En 628, les Byzantins avaient repris l'Égypte aux Sassanides et l'Empereur Héraclus en avait donné le commandement au patriarche d'Alexandrie, Cyrus. Or, la province était en proie à de profondes dissensions, car la population, copte dans une large majorité, supportait mal l'oppression religieuse du patriarche qui voulait la ramener dans le giron de l'Église orthodoxe ; en outre, elle était accablée d'impôts. Ainsi, l'arrivée des Arabes fut-elle, comme en Syrie, accueillie favorablement.

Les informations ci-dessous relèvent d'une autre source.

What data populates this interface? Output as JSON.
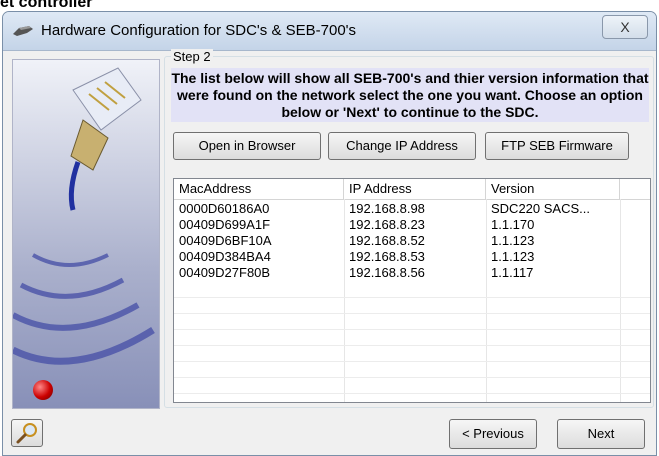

La conquête de l'Afrique débute par un raid exécuté contre l'Égypte sous le commandement d'Amrû ibn al-Aç en décembre 639. En traversant la Palestine, il reçut des renforts venant d'Irak. Devant l'avance d'Amrû les Byzantins quittent précipitamment leurs villes pour Alexandrie. Amrû passa en basse Égypte et s'empara de Péluse (Faramiya). Il pénètre ensuite dans le Delta et fait une incursion dans le Fayyum, le "verger de l'Égypte". En juillet 640, remontant vers le Nord, il remporte sur les Byzantins une victoire à Héliopolis ; Babylone d'Égypte capitula en avril 641. Le gouvernement byzantin, en proie à des luttes intestines à la suite de la mort d'Héraclus (11 février 641), ne put envoyer des troupes de secours en Égypte. Ensuite, les Arabes marchèrent sur Alexandrie qu'ils assiégèrent en juin 641. Le patriarche Cyrus fait évacuer la ville, le 17 septembre 642, et la livra aux troupes d'Amr ibn al-Aç. La ville fut momentanément reprise par les Byzantins en 645, mais récupérée très rapidement par Amr. Ce succès marque l'éviction des Byzantins hors d'Égypte.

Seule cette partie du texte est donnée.